Irgendwann kommt uns ein Rallyeteam, die Charity Explorers, entgegen. Auch sie wollten abseits der ausgebauten Straßen zum nächsten Ziel fahren. Etwas Abenteuer erleben. Aber sie sind umgekehrt, weil die Wegverhältnisse sich immer mehr verschlechtert haben. Da gab es einen Punkt, an dem es selbst mit ihrem Geländewagen kein Weiterkommen mehr gab, sagen sie. Dann haben sie gedreht. Das war vor einer Stunde.

Kurze Team-Turborostig-Besprechung: wir fahren weiter. Über Schlaglöcher, Wellen, Abbruchkanten. Füllen Löcher mit Steinen auf. Immer wieder Bodenkontakt. Die Ölwannenschutzbleche haben sich bereits bezahlt gemacht. Nur haben wir sie nicht angeschweißt, sondern nur verschraubt. Das wird Merkur zum Verhängnis. Beim letzten Bodenkontakt werden die vorderen Schraubenköpfe abgeschert, das Blech hängt nun vorne herunter. Wir befestigen es mit Gurten, so gut es eben geht.

Eine Militärkolonne kommt uns entgegen. Zunächst etwa fünf Fahrzeuge. Geländegängig sind sie alle. Auf der Pritsche sitzen jeweils sechs Mann in voller Montur. „No foto!“, ruft einer. Er hat die Spiegelreflexkamera, die ich umhängen habe, gesehen. Natürlich halten wir uns alle daran. Uns treffen einerseits etwas ungläubige und irritierte Blicke – als ob die Soldaten uns fragen wollten: Was habt ihr denn vor? In die Steinwüste fahren? Mit DEN Autos? Seid ihr bescheuert? Andererseits sind die meisten der Soldaten sehr aufgeschlossen und freundlich, fragen uns, wo wir herkommen, wo es noch hingeht und so weiter. Wir fragen sie, ob wir durchkommen werden. Wir ernten nur Kopfschütteln und Worte, die so klingen wie: keine Chance.

Wir fahren trotzdem weiter. Zurück können wir eh‘ nicht, das schafft Jupiter nicht mehr. Phillip und Simon geben ihrer Kupplung nur noch wenige Stunden Lebensdauer. Stück für Stück arbeiten wir uns vorwärts.

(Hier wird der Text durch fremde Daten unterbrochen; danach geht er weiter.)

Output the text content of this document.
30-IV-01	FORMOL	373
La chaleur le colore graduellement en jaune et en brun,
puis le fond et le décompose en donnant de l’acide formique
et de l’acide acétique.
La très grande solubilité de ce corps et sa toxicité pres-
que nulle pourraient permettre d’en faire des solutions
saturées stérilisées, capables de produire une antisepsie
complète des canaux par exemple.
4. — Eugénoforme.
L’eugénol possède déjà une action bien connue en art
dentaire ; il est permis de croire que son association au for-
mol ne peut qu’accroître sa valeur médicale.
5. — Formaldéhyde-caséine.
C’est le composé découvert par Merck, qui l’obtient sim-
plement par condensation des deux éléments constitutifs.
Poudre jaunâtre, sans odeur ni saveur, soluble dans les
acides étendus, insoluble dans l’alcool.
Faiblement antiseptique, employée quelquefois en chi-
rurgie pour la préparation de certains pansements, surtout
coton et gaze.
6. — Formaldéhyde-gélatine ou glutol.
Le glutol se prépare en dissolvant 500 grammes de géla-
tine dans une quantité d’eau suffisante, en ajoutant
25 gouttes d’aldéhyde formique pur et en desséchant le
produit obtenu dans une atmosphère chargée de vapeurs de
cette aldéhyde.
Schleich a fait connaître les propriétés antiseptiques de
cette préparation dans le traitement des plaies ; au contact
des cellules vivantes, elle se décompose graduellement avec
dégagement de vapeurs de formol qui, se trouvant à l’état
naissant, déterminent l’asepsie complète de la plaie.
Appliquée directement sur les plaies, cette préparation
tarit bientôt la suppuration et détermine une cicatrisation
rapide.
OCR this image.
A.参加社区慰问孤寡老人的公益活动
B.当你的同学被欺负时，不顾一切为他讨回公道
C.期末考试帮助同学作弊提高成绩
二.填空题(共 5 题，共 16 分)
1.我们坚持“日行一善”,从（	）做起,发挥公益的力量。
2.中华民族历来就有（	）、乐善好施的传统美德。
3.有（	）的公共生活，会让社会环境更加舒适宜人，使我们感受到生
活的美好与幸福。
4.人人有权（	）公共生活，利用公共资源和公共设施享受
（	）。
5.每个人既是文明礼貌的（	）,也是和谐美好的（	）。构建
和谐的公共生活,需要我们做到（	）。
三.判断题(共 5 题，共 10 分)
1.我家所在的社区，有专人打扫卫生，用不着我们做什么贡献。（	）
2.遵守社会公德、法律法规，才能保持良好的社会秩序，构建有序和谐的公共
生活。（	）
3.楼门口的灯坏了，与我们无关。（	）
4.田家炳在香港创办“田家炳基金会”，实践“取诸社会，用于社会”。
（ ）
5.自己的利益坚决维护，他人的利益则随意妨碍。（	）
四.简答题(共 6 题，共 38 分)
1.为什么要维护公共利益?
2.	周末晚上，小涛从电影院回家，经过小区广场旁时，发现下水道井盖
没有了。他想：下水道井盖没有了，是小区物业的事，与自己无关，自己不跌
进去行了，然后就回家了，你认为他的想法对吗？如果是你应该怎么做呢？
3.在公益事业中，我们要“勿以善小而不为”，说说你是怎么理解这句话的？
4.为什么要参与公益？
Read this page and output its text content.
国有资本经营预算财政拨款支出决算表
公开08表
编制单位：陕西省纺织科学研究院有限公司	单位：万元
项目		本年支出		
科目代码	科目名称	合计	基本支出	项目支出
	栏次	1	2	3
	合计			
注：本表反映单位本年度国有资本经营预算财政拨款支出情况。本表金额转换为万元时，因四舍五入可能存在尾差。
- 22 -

Simon warnt uns vor Skorpionen, er hat eben einen gesichtet. Laut einem Infoschild müssten wir in der Wüste Darga sein. Immer wieder Passagen, die uns zum äußersten Langsamfahren zwingen.

Fast wie auf einem Drahtseil balancieren wir mit unseren Sternen auf teilweise sehr schmalen Fahrspuren. Manchmal müssen wir aussteigen, Steine in Fußballgröße entweder von der Straße entfernen, das andere Mal benötigen wir solche Steine, um uns eine Rampe zu bauen. Wieder und wieder kommen uns Militärfahrzeuge entgegen. Immer wieder die gleichen Blicke und Fragen.

Dann, nach einer Stunde, hinter einer Kurve, erstreckt sich vor uns eine kleine Schlucht und die Stelle, die alle meinten, als sie sagten: keine Chance. Ich schaue mir den Abstieg näher an. Wenn mir jetzt jemand eine Wette vorschlägt – ich würde Haus und Hof dafür verwetten, dass wir tatsächlich keine Chance haben. Merkel mit ihrem „Wir schaffen das!“ hätte ich jetzt ausgelacht.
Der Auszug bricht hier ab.